Now we can plot the series and add some other bells and whistles.

import matplotlib.pyplot as plt
from matplotlib.dates import YearLocator

# main plot
ax = shiller['CAPE'].plot(figsize=(14,9), ylim=(0,45), legend=True, x_compat=True, c='b', lw=1)

# create Series with means and current value repeated
avg = pd.Series(shiller['CAPE'].mean(), index=shiller.index)
avg47 = pd.Series(shiller.loc['1947':,'CAPE'].mean(), index=shiller.loc['1947':].index)
curentval = pd.Series(shiller['CAPE'].iloc[-1], index=shiller.index)

# add lines for means and current value
curentval.plot(ax=ax, label='Current level', legend=True, c='k', ls=':', lw=1)
avg.plot(ax=ax, label='Avg', legend=True, c='r', ls='--', lw=1)
avg47.plot(ax=ax, label='Avg, post-war', legend=True, c='g', ls='--', lw=1)
plt.legend(loc='upper left', fontsize='medium')

# add shaded areas for recessions
ax.fill_between(shiller['CAPE'].index, 0, 45, where=shiller['USREC']==1, 
                facecolor='lightgrey', edgecolor='lightgrey', alpha=0.5)

# change year locations
yrs10 = YearLocator(10)
yrs5 = YearLocator(5)
ax.xaxis.set_major_locator(yrs10)
ax.xaxis.set_minor_locator(yrs5)
ax.set_xlim(left=shiller.index[0], right=shiller.index[-1])
ax.set_xlabel('')

plt.show()
_images/471b7eca73c32f079f4b64b76b1f1c11e1616f07b6a169669d3ad9f8f44ed2f3.png

Correlations#

Let’s calculate future 2- and 5-year returns. We do this by dividing the price in 2 or 5 years by the price “today”.

The forward returns is

\[R_{t,t+k} = \frac{P_{t+k}}{P_t} - 1.\]

Note that we cannot calculate this using pct_change.
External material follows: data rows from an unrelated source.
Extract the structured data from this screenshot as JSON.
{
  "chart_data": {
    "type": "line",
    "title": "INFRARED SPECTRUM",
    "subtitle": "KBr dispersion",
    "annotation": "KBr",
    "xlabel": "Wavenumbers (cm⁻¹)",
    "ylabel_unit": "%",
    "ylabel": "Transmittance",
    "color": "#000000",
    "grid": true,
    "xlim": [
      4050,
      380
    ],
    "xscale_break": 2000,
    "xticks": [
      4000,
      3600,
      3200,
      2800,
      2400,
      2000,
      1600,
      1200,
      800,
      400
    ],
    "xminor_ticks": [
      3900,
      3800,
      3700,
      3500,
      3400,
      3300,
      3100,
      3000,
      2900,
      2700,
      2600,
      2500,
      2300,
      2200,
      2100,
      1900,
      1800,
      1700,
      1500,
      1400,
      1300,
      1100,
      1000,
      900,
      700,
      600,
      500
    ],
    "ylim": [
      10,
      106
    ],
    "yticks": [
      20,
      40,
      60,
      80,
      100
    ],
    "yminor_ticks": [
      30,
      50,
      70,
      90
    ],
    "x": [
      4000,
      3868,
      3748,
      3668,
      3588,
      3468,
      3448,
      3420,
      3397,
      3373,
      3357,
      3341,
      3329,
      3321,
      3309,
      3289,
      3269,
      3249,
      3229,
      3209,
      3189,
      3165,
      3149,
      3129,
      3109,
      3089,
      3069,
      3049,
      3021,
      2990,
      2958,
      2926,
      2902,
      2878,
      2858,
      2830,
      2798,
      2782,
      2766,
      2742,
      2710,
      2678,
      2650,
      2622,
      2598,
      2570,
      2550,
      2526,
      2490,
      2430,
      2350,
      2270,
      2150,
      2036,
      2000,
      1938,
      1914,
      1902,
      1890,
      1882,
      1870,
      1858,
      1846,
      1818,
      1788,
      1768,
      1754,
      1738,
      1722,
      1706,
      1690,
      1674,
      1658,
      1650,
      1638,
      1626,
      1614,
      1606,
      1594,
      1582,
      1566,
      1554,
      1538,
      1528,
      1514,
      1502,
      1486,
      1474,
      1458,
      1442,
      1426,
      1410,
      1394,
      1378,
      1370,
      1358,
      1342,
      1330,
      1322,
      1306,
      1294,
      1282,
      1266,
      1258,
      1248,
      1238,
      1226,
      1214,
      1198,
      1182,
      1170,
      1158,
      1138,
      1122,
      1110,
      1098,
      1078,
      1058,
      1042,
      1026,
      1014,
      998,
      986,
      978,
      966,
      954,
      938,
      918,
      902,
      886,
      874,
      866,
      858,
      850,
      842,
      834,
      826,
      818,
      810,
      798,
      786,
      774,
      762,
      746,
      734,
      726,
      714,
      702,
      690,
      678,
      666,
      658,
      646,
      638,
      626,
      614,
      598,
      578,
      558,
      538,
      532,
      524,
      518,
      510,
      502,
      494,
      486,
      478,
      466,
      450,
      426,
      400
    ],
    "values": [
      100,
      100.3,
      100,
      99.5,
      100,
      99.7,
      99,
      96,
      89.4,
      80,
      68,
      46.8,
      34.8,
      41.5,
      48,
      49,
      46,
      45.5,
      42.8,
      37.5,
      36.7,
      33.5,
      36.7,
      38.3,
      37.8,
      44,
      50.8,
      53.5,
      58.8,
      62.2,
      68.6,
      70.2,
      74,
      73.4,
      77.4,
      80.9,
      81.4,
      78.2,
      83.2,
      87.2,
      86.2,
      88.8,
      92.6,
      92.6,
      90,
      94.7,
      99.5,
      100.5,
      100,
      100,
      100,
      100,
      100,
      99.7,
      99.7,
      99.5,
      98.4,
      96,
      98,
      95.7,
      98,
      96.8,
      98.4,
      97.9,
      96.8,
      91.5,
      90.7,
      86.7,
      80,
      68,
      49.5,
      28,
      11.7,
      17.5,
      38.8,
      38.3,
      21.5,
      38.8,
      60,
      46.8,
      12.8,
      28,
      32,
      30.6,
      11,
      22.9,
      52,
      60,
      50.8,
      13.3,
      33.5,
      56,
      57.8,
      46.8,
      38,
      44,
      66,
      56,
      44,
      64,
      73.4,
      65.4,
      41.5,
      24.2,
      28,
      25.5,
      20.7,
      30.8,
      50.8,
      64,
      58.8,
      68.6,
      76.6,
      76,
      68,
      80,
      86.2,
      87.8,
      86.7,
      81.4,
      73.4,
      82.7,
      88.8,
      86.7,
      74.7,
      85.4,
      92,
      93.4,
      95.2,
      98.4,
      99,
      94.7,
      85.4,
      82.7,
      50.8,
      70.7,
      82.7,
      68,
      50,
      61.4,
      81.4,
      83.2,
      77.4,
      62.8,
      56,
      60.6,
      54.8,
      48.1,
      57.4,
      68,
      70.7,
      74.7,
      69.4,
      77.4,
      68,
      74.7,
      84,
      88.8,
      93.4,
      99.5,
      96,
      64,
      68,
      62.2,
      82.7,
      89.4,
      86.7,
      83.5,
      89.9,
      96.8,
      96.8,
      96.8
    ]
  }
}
shiller['ret2yr'] = shiller['p_real'].shift(-2*12) / shiller['p_real'] - 1
shiller['ret5yr'] = shiller['p_real'].shift(-5*12) / shiller['p_real'] - 1
shiller.dropna()
p_real d_real e_real CAPE USREC ret2yr ret5yr
Date
1879-05-31 156.036733 7.457289 13.433416 14.243094 0.0 0.418777 0.091373
1879-06-30 158.673595 7.613127 13.823836 14.451421 0.0 0.412371 0.029384
1879-07-31 159.997056 7.591940 13.892814 14.535046 0.0 0.338353 0.031959
1879-08-31 161.185153 7.655305 14.126473 14.605812 0.0 0.271915 0.088661
1879-09-30 161.492602 7.462336 13.872291 14.594369 0.0 0.231891 0.063768
... ... ... ... ... ... ... ...
2020-05-31 3690.074336 75.387123 132.620054 27.328481 0.0 0.213890 0.587426
2020-06-30 3902.596951 75.018494 124.733331 28.838316 0.0 0.092605 0.552264
2020-07-31 4011.724373 74.294919 123.684510 29.599195 0.0 0.066495 0.574412
2020-08-31 4228.630539 73.716452 122.875992 31.158209 0.0 0.076015 0.515974
2020-09-30 4190.138074 73.269471 122.285938 30.839426 0.0 0.003305 0.567704

1697 rows × 7 columns

shiller[['CAPE', 'ret2yr', 'ret5yr']].corr()
CAPE ret2yr ret5yr
CAPE 1.000000 -0.154628 -0.214495
ret2yr -0.154628 1.000000 0.581104
ret5yr -0.214495 0.581104 1.000000
shiller.loc['1980':, ['CAPE', 'ret2yr', 'ret5yr']].corr()
CAPE ret2yr ret5yr
CAPE 1.000000 -0.270159 -0.463946
ret2yr -0.270159 1.000000 0.590445
ret5yr -0.463946 0.590445 1.000000

Discussion questions#

  1. How would you interpret these correlation results?

  2. How confident are you that we should believe these correlations? Should you use this result to make investment decisions?

  3. How might changing macroeconomic trends affect the relevance of the CAPE ratio?